In this breading preparation the spiciness and exoticness given by the paprika and turmeric combines with the flavor of the olives, the result is a rather tasty breading, good when you want to enrich a gratin dish of any kind: vegetables, meat or fish.

Breading and gratin

Breading and gratin are two food preparation and cooking techniques that have points in common and differences in the final result, but the underlying chemical reaction is the same and being aware of which one it is can avoid causing disaster if you are experimenting instead of following a step-by-step recipe. Notoriously, breading consists of entirely covering what is going to be cooked with a layer of breadcrumbs or flour, once cooked the dish will be covered entirely with a crunchy golden crust, whilst gratin is a cooking technique which aims at the formation of a crust crunchy on the surface while the heart will remain softer and moister. If you have at least the basic knowledge of these cooking techniques you will know that in the case of breading after the passage in the breadcrumbs there is that in the egg, while in the case of the gratin the recipes (at least those of vegetable gratins) in addition to the breadcrumbs prescribe also cover the dish with grated cheese or something similar. Do you know the real reason why you do it? Because the much desired golden crust is the result of a chemical reaction called the Maillard reaction (from the name of Louis Camille Maillard, French doctor and chemist), it is the reaction of proteins with sugars (to be precise Maillard, interested in the synthesis of proteins described how amino acids, the building blocks of proteins, interacted with sugars). Notoriously, the basic ingredient of breading (flour or breadcrumbs) is carbohydrates, i.e. complex sugars, while egg or grated cheese provide proteins. Why did I point out that in vegetable gratin recipes you will always find it and in meat or fish gratin recipes you might not find it? Because by using some precautions in cooking, the proteins of the basic dish could be enough to obtain the reaction, but obviously this will not happen if you are gratinating vegetables.

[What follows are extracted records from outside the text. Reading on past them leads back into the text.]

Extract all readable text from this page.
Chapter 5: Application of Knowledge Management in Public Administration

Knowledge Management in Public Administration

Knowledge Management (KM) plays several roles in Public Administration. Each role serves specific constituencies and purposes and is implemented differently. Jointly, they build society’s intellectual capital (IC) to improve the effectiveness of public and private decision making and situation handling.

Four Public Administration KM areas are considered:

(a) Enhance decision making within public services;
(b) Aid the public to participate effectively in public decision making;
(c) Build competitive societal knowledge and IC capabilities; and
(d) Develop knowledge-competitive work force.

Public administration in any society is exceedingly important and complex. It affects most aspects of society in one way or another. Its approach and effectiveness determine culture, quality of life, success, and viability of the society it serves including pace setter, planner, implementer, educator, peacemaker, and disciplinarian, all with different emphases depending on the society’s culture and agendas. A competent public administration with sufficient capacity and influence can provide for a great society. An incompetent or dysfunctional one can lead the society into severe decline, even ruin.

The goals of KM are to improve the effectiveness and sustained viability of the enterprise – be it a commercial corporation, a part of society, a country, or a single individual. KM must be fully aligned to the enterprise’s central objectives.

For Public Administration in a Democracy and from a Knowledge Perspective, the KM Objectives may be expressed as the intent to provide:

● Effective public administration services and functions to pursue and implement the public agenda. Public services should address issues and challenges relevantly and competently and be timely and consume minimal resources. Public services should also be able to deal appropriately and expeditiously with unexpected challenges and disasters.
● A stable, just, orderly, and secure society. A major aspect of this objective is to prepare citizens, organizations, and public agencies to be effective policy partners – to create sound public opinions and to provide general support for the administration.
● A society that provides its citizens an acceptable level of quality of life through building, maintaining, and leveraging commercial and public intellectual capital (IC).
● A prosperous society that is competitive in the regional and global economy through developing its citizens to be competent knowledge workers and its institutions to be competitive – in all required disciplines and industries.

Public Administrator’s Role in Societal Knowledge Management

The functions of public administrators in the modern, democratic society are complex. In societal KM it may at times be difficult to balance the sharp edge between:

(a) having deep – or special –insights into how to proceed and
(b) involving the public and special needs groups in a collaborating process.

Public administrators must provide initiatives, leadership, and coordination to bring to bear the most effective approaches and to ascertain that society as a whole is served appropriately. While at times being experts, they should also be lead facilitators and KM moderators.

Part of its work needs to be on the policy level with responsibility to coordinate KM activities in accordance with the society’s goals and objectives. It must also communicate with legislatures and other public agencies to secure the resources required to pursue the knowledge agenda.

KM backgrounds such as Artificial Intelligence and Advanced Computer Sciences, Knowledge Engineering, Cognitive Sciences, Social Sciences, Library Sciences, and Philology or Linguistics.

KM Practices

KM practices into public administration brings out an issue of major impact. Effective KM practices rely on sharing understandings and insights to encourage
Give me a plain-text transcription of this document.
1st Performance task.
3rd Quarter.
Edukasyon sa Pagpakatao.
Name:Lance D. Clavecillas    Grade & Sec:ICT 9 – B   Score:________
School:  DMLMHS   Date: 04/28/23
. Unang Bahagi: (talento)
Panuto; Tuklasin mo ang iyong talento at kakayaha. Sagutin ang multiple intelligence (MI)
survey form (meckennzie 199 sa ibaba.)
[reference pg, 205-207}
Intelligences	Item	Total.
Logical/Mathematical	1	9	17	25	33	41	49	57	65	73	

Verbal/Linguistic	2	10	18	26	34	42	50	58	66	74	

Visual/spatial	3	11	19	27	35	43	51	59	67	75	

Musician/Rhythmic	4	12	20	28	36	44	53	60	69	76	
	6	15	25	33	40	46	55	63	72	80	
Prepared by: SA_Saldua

Recommendations for using the ready mix for breading gratin with olives

As anticipated in the introduction, this is a breading with a strong flavor that you could use in any type of dish. We find olives both in recipes in which the main dish is other vegetables and in recipes where there is fish (pairing meat and olives, at least in gratin dishes, is less common in Italian recipes but no one forbids experimenting). Just to give a few examples: there are various versions of the cod gratin recipe which also include olives among the ingredients, but in the case of the olive gratin made with mussels in which after having opened the mussels from the heat the half mussel is filled with a mixture of breadcrumbs and chopped olives and you put it on the grill, it is clear that this ready-made olive breading is perfect and saves a lot of time.